There is a distrust of technology and human nature in Ballard’s novels, a sense of the absurdity of shopping malls and an intuitive understanding how architecture, especially in its most banal forms, affects our emotions. Ballard shunned email and Internet, it was irrelevant to his obsessions. His concern was space, the body, travel, the dark underbelly of a suburban tract housing development.

Apart from maybe Beckett, no other modern writer crossed as many cultural mediums in his scope of influence. Artists, architects, philosophers, and musicians took to his books immediately, but strangely — for reasons I still can’t understand — he is still largely ignored by the “book world” outside of the UK. His fanbase speaks for itself. Ian Curtis, hugely influenced. David Cronenberg, of course.
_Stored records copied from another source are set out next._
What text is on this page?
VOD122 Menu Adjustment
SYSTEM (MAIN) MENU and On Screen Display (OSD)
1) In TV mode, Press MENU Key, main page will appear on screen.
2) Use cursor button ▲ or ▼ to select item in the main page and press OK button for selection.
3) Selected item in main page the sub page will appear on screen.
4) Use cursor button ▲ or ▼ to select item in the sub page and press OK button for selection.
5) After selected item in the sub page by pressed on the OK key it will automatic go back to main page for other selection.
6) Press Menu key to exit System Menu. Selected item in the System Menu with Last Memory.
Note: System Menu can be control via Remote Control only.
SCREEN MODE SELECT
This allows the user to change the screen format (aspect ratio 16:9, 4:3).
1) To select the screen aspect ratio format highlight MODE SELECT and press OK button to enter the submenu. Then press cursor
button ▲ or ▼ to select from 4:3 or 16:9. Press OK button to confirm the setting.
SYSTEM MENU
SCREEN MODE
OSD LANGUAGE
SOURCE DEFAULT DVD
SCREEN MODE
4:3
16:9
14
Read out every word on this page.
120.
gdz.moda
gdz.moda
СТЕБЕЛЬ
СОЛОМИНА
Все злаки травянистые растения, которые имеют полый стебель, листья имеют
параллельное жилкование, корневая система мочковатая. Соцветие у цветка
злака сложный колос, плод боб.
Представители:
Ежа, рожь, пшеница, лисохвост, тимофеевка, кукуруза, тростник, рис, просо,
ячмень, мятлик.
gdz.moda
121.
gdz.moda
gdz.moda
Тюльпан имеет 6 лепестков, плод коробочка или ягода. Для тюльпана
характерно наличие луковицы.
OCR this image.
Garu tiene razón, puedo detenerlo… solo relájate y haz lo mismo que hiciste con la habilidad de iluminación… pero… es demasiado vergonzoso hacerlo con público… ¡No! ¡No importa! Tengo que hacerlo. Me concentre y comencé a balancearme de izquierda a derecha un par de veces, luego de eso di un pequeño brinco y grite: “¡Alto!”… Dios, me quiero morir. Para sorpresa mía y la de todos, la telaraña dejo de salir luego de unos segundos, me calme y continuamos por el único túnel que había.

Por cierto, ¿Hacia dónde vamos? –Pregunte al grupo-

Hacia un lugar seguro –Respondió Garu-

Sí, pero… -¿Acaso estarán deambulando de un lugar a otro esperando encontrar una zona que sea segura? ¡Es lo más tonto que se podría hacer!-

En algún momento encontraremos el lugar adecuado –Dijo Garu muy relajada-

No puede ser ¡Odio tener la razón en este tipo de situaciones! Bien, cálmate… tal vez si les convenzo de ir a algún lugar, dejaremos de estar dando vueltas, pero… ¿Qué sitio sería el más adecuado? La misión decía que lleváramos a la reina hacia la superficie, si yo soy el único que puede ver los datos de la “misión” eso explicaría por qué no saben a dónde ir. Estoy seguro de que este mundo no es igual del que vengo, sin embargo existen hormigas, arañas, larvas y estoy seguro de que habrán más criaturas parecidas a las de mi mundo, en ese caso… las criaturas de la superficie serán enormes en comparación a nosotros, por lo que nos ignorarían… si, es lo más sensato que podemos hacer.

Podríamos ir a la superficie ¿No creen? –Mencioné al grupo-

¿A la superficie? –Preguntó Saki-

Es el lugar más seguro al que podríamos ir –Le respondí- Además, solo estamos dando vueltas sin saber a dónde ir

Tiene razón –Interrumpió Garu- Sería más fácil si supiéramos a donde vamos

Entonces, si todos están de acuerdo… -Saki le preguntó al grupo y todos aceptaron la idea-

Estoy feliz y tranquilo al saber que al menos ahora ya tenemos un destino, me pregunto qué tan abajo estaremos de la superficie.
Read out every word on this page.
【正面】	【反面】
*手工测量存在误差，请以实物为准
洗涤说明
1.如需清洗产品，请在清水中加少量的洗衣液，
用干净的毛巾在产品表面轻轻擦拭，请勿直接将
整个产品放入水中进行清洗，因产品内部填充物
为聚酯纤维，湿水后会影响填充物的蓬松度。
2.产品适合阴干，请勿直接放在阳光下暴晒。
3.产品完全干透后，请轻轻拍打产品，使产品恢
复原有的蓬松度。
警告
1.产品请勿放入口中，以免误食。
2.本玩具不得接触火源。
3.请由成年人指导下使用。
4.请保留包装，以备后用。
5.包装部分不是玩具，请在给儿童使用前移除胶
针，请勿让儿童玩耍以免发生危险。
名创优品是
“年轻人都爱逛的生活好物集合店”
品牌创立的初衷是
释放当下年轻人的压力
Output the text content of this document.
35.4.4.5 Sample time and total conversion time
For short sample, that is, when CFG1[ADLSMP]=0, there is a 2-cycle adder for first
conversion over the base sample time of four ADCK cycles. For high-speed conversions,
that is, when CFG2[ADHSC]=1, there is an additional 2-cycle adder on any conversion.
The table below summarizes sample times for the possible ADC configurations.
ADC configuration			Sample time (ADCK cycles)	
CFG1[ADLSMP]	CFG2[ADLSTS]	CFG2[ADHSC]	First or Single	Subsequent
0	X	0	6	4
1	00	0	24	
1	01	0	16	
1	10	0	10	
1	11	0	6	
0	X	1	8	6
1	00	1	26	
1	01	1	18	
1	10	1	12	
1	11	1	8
Jean Baudrillard, Susan Sontag. Filmmakers Mary Harron and Vincenzo Natali. Just about every artist I meet has Super-Cannes on his shelf. Here’s a fascinating post and another from Ballardian on “Autopsy of the New Millennium,” an art show in Barcelona last summer entirely dedicated to dedicated to the life and work of JG Ballard. New wave (and its brief c. 2003 revivial) was largely inspired by some of his wilder sci-fi novels. Gary Numan, The Normal, Anne Clark and John Foxx very clearly articulated his concepts in their music.

JG Ballard ideas are so vivid, they almost have to be played by an instrument or drawn to discuss. If you are at intrigued, take a look at Simon Sellars’ fantastic website Ballardian and listen to some of his fascinating interviews. And more to come here, (when I have the chance,) to discuss what I consider his most important novels: High Rise, Super Cannes, The Atrocity Exhibition, and Millenium People. But a final note, it’s really a shame how long American publishers have ignored Ballard. Just look at Google Trends: US search strings for his name come 5th, after UK, Ireland, Australia, and Canada. And Spielberg made a movie from one of his books!

Update: wonderful point made by Ekstasis: “…The death of a futurist is always a strange thing, losing access to all the possibilities they saw, to their perspective on our collective future. Limited access is still possible, of course, through the arcane procedures of interpretation. This is cold comfort, though. Interpretation can, necessarily, only yeild ideas colored by our own perceptions, our associations, ham-strung by our particular paradigms. Surely, as always, the world will go on, but now with more limited options, whole avenues closed off to us because we lack the vision. We’re lucky to have had him as long as we did.”